La jurisprudence récente de la troisième chambre civile, déployée entre 2023 et 2026, consolide l’édifice de la garantie des vices cachés autour de trois axes directeurs. Le premier est la protection renforcée de l’acquéreur, qui conserve ses actions en dépit de la réparation du vice par un tiers et bénéficie d’une présomption de connaissance du vice à l’encontre du vendeur professionnel ou de celui qui s’est comporté comme constructeur. Le deuxième est l’interprétation stricte des clauses exonératoires, qui doivent être expresses, spécifiques et ne peuvent couvrir des garanties distinctes telles que la garantie d’éviction pour servitudes non apparentes. Le troisième est la clarification des délais d’action, dont l’articulation entre le délai biennal de l’article 1648 et les délais spéciaux de la vente d’immeuble à construire fait l’objet d’une vigilance constante de la Haute juridiction.

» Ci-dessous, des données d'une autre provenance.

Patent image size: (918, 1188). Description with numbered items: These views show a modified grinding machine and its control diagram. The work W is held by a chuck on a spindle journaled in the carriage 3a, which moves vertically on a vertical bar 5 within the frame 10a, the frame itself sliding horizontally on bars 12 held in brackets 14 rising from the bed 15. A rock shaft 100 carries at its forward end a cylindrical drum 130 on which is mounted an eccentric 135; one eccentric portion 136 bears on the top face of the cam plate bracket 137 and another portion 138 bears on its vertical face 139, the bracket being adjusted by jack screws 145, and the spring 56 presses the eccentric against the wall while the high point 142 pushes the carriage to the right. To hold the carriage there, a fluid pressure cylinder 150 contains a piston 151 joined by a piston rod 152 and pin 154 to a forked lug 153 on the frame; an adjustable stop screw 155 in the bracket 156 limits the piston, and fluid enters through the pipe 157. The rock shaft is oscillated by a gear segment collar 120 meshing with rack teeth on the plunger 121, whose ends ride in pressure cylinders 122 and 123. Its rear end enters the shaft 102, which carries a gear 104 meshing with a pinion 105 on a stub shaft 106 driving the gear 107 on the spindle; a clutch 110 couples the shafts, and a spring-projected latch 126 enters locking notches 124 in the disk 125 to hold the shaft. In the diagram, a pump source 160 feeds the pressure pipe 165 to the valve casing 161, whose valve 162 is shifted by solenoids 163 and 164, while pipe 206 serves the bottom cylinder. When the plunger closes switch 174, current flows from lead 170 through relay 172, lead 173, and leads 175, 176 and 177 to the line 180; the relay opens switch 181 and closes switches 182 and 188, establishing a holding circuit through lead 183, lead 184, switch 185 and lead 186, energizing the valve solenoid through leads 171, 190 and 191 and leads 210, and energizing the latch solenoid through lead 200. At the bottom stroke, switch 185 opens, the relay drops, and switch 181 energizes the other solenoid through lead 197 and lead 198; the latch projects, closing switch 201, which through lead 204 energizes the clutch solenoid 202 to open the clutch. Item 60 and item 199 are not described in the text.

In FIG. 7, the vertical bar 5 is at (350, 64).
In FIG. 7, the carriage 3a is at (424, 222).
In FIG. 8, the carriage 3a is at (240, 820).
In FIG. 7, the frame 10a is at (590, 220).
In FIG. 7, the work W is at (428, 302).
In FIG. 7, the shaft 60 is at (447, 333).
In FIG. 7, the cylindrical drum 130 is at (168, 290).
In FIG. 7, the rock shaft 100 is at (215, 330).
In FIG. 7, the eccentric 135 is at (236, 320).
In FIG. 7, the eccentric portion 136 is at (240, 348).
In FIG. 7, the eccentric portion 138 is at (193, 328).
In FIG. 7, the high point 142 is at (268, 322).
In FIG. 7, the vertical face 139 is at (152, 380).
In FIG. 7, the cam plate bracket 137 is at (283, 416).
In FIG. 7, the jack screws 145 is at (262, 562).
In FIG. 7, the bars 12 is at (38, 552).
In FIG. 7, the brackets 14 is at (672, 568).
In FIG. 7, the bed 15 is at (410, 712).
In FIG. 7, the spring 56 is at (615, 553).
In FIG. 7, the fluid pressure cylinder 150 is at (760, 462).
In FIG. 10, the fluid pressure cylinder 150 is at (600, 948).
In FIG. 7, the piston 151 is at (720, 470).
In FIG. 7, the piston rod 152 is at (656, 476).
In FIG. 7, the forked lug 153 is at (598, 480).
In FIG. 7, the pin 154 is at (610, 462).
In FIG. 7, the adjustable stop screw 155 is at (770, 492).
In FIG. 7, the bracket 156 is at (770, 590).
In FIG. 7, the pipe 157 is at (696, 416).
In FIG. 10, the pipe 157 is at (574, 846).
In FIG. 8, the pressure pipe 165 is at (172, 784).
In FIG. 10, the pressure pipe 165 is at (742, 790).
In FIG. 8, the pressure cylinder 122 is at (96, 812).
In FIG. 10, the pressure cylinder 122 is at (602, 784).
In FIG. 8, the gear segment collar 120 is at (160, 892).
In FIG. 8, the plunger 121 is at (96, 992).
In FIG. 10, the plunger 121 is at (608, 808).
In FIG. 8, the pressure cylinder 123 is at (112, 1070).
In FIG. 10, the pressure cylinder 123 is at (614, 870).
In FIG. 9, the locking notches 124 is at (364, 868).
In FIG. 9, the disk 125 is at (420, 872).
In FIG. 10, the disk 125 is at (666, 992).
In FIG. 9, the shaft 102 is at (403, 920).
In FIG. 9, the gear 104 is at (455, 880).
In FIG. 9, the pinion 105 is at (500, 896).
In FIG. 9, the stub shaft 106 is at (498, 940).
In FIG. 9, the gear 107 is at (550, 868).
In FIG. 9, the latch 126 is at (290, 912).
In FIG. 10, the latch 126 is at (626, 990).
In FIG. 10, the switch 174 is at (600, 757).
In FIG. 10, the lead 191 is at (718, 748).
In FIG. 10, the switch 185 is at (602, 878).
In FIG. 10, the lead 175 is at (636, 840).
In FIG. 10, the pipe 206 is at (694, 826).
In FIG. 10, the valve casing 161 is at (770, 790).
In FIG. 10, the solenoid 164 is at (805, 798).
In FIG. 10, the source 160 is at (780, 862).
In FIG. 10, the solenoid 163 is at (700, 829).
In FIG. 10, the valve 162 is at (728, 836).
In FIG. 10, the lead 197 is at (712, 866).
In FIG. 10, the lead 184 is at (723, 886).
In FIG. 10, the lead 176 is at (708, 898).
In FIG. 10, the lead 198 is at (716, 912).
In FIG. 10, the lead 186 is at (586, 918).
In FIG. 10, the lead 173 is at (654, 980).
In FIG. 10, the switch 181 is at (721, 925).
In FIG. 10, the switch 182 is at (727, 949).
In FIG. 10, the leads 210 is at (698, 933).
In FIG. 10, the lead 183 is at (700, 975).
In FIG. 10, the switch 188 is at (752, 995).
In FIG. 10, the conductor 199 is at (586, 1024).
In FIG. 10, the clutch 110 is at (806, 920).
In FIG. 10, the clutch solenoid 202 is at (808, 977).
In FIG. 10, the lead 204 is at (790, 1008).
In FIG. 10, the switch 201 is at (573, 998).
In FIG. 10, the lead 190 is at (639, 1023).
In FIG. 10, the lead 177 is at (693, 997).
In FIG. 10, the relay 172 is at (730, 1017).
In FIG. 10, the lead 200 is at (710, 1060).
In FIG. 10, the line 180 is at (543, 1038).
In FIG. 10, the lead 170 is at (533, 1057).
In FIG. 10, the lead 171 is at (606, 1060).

Ces évolutions, bien que techniques, emportent des conséquences pratiques considérables pour la rédaction des actes de vente, la conduite des expertises judiciaires et la stratégie contentieuse des parties. Elles rappellent que la garantie des vices cachés, loin de constituer un simple filet de sécurité résiduel, demeure un instrument de protection majeur de l’acquéreur immobilier. La rigueur avec laquelle la Cour de cassation sanctionne les clauses exonératoires insuffisamment précises et la sévérité de la présomption de connaissance qui pèse sur le vendeur professionnel constituent, pour les justiciables, des garanties essentielles de l’équilibre contractuel. Les praticiens du droit immobilier, qu’ils interviennent en conseil ou en contentieux, trouveront dans cette jurisprudence les clés d’une sécurisation efficace des transactions immobilières et d’une défense argumentée des droits de l’acquéreur confronté à la découverte postérieure d’un vice affectant le bien acquis.